Compressed sensing is used in numerous applications from medical imaging, network tomography, radio astronomy, recommendation systems to name a few.

This talk focuses on applying compressed sensing to Magnetic Resonance Imaging as an example. Several algorithms will be discussed including singular value thresholding, total variation denoising and wiener filtering. I will highlight how Julia libraries were used to rapidly prototype algorithms, experiments and explore key mathematical / optimization methods that can be readily applied by the practitioner.

Julia has made it easy to apply common linear algebra subroutines such as the SVD and libraries exist to perform key tasks. These include: (i) reading in .h5 data used to store MRI images in k-space using HDF5.jl, (ii) to perform the IFFT (Inverse Fast Fourier Transform) using FFTW.jl, (iii) generate noise and perform some digital signal processing routines using Noise.jl and Deconvolution.jl respectively. The relevant libraries and methodologies and how they fit into an overall data processing architecture will be discussed in this presentation.
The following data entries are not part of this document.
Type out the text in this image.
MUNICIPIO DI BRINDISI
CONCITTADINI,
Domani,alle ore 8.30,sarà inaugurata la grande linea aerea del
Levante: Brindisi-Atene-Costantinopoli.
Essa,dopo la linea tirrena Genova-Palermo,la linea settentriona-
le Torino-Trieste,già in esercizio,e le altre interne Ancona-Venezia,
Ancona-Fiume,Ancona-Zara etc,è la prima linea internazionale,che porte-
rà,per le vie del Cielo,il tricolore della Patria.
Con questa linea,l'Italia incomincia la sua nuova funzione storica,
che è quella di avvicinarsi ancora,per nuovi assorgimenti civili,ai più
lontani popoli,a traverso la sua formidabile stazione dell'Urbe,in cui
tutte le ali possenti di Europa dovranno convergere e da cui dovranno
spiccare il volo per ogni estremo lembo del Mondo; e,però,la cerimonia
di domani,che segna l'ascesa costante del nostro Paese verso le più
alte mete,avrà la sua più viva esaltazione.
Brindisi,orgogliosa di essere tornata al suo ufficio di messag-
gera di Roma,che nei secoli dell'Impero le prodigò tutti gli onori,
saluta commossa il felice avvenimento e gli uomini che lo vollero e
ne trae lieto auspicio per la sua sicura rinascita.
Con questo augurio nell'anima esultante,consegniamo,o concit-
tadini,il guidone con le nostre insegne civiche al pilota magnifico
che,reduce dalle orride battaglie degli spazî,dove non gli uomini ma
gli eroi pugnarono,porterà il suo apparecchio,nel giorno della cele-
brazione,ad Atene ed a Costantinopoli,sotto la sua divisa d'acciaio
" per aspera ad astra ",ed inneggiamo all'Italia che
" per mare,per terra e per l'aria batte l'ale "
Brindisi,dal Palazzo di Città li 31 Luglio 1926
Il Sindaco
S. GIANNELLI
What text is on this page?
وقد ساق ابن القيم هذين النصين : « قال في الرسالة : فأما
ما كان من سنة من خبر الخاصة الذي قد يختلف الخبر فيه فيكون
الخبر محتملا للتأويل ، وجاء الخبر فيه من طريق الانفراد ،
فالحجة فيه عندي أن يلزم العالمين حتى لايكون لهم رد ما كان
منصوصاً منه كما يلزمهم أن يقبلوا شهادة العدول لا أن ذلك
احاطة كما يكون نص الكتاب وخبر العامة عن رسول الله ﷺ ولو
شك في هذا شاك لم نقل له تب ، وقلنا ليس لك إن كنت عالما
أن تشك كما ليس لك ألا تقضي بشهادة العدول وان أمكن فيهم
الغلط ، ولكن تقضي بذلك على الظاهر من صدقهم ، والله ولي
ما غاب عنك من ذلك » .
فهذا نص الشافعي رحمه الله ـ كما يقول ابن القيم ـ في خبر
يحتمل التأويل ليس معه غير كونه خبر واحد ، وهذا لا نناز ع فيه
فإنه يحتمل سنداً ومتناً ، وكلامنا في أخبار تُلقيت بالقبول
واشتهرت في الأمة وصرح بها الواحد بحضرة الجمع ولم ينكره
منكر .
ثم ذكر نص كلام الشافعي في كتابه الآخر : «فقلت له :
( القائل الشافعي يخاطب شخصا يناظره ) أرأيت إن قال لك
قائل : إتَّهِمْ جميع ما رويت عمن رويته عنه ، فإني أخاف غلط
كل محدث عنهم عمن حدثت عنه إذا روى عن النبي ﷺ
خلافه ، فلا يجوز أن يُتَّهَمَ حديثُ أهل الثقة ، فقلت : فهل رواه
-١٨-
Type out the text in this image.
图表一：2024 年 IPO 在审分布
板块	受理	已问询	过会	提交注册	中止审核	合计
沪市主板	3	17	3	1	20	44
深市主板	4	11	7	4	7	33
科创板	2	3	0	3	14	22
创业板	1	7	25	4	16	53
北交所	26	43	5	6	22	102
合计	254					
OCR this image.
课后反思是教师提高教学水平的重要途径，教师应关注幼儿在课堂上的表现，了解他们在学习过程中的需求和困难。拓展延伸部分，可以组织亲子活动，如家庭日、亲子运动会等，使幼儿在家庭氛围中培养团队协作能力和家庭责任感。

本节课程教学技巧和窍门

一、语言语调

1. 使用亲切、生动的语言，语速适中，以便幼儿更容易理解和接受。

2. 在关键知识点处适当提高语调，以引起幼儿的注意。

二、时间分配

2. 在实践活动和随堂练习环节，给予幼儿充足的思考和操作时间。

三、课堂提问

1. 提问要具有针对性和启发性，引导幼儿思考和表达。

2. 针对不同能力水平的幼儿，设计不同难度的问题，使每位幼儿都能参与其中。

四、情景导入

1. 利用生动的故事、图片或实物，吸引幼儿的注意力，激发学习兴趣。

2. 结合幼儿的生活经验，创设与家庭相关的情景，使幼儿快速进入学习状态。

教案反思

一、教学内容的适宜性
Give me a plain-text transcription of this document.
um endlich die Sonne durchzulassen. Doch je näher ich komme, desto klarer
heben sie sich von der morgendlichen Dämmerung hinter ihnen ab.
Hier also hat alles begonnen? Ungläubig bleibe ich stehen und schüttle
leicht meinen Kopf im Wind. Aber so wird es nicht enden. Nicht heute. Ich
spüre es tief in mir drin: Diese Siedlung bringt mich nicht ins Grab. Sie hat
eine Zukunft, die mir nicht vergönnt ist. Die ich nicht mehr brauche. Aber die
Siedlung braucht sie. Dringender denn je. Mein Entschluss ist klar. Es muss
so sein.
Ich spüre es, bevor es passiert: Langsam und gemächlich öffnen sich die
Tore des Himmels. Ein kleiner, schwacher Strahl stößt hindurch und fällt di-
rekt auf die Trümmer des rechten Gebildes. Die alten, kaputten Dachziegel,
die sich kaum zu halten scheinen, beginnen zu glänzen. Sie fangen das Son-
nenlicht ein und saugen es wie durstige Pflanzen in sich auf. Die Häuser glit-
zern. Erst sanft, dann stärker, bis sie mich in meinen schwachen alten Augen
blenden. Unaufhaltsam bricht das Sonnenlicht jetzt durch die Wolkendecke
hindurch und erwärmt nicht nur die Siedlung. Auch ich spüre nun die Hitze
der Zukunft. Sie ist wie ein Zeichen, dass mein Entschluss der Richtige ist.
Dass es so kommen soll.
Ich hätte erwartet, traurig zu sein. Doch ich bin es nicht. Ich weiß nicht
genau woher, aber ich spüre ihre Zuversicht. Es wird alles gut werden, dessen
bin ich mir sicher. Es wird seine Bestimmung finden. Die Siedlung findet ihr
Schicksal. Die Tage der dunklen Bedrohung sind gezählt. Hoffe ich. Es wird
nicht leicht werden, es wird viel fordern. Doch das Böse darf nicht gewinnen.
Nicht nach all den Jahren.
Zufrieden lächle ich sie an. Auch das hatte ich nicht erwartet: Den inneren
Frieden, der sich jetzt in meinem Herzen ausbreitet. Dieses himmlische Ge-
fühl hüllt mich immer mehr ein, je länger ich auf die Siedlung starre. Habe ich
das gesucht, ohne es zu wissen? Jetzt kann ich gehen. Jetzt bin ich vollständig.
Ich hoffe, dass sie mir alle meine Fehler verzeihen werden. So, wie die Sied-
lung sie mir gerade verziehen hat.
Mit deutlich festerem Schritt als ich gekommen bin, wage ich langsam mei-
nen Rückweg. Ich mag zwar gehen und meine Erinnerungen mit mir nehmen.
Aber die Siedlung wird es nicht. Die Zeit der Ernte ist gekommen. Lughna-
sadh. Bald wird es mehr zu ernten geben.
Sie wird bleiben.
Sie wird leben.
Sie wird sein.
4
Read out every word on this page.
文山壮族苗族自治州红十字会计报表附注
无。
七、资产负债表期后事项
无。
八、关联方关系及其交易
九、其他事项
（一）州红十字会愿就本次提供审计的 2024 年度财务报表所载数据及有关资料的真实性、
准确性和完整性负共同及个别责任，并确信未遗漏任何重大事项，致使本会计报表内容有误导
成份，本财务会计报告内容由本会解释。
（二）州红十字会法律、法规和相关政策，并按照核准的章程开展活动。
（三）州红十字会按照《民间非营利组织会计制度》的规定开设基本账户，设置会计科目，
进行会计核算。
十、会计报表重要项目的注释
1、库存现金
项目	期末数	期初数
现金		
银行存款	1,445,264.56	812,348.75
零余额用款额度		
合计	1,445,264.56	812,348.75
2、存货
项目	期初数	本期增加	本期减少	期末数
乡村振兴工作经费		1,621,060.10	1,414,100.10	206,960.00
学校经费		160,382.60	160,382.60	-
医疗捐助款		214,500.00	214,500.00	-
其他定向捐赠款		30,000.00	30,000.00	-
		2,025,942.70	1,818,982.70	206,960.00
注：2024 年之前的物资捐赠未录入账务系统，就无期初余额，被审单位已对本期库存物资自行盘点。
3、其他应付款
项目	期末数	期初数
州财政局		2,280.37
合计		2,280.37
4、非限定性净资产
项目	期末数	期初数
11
A demonstration will be performed on how Pluto.jl is used to communicate results and visualize MRI imagery using Plots.jl. Pluto.jl is a great tool especially for testing out imaging parameters that achieve a desirable result.

The talk describes how one takes an equation, implements it in Julia, imports data and visualizes results in 30 mins. It is highly appropriate to a diverse audience of engineers, applied mathematicians and scientists alike that donโt have time and need to understand how to apply compressed sensing to their problem in Julia.